My reply was that yes, many kings fought in battles. I don't have sources, I just know this (well actually, I have a bookcase filled with history books but I can't very well show them to you can I). I wasn't too sure about queens...I know Elizabeth and Victoria didn't fight in any wars but it wasn't traditional then for women to serve in the military.

<>

Actually, I'm really not that rude....it's only rude people that tend to bring out the worst in me.

You are the one that keeps bringing up wanting to see sources. Practially every single time a person you disagree with makes a good argument that you can't counter (but neglected to post links) you demand to see their sources for want of addressing the issues they raised. A good tactic would be to find your own sources that prooves them wrong. Correct me if I'm wrong, but I see your demand to see sources as to which kings fought in wars as a tactic to try and attack me and not a genuine interest in learning anything. If I'm incorrect about this, and you REALLY REALLY want to know then I sincerely apologize for misjudging you.

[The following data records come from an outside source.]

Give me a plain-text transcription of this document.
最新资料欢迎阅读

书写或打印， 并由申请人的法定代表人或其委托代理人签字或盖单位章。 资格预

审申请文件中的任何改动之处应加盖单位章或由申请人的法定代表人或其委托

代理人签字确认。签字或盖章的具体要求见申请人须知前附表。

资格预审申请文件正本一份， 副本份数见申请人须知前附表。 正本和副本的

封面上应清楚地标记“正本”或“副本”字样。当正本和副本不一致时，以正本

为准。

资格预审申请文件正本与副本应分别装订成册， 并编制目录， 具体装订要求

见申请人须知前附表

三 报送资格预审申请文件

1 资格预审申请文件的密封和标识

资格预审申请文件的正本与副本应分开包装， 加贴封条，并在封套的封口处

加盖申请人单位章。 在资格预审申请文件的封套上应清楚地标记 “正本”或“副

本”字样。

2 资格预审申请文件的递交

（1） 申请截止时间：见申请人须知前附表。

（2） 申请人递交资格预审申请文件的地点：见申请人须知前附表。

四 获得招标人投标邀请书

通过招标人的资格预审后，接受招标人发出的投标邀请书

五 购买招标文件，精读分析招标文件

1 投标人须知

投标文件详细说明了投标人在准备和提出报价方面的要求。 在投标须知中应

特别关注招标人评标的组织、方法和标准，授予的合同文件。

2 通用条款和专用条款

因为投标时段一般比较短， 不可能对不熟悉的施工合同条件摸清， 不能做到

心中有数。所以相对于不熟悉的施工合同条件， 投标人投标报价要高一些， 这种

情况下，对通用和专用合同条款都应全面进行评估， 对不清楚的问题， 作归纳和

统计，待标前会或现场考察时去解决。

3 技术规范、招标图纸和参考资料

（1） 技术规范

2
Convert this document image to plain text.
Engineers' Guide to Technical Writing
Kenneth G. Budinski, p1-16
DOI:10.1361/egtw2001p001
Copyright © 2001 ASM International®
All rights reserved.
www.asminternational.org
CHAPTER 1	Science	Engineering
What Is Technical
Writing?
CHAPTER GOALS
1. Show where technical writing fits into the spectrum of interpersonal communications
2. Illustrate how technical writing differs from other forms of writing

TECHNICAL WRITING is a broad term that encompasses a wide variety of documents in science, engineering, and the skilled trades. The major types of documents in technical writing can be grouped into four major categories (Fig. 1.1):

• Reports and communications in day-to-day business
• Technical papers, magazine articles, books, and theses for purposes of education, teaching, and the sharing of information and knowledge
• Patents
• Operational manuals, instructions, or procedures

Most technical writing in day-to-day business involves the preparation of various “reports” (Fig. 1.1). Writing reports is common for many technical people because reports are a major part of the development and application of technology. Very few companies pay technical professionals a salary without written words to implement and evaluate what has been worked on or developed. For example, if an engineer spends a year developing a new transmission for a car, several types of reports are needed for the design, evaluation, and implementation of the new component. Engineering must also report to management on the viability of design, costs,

Let me know, and when I have some time I will go through my books and give you some specific information.

iVillage Member
Registered: 06-17-2004
Fri, 06-18-2004 - 5:57pm


You wrote this as a reply to someone else but I thank you for injecting some humor into my day. I've read many posts - if we were holding an election, I believe you would win "rudest poster".

iVillage Member
Registered: 06-04-2004
Fri, 06-18-2004 - 6:02pm
I have and the news contradicts itself just as much as many say Bush and Co. do. Go figure!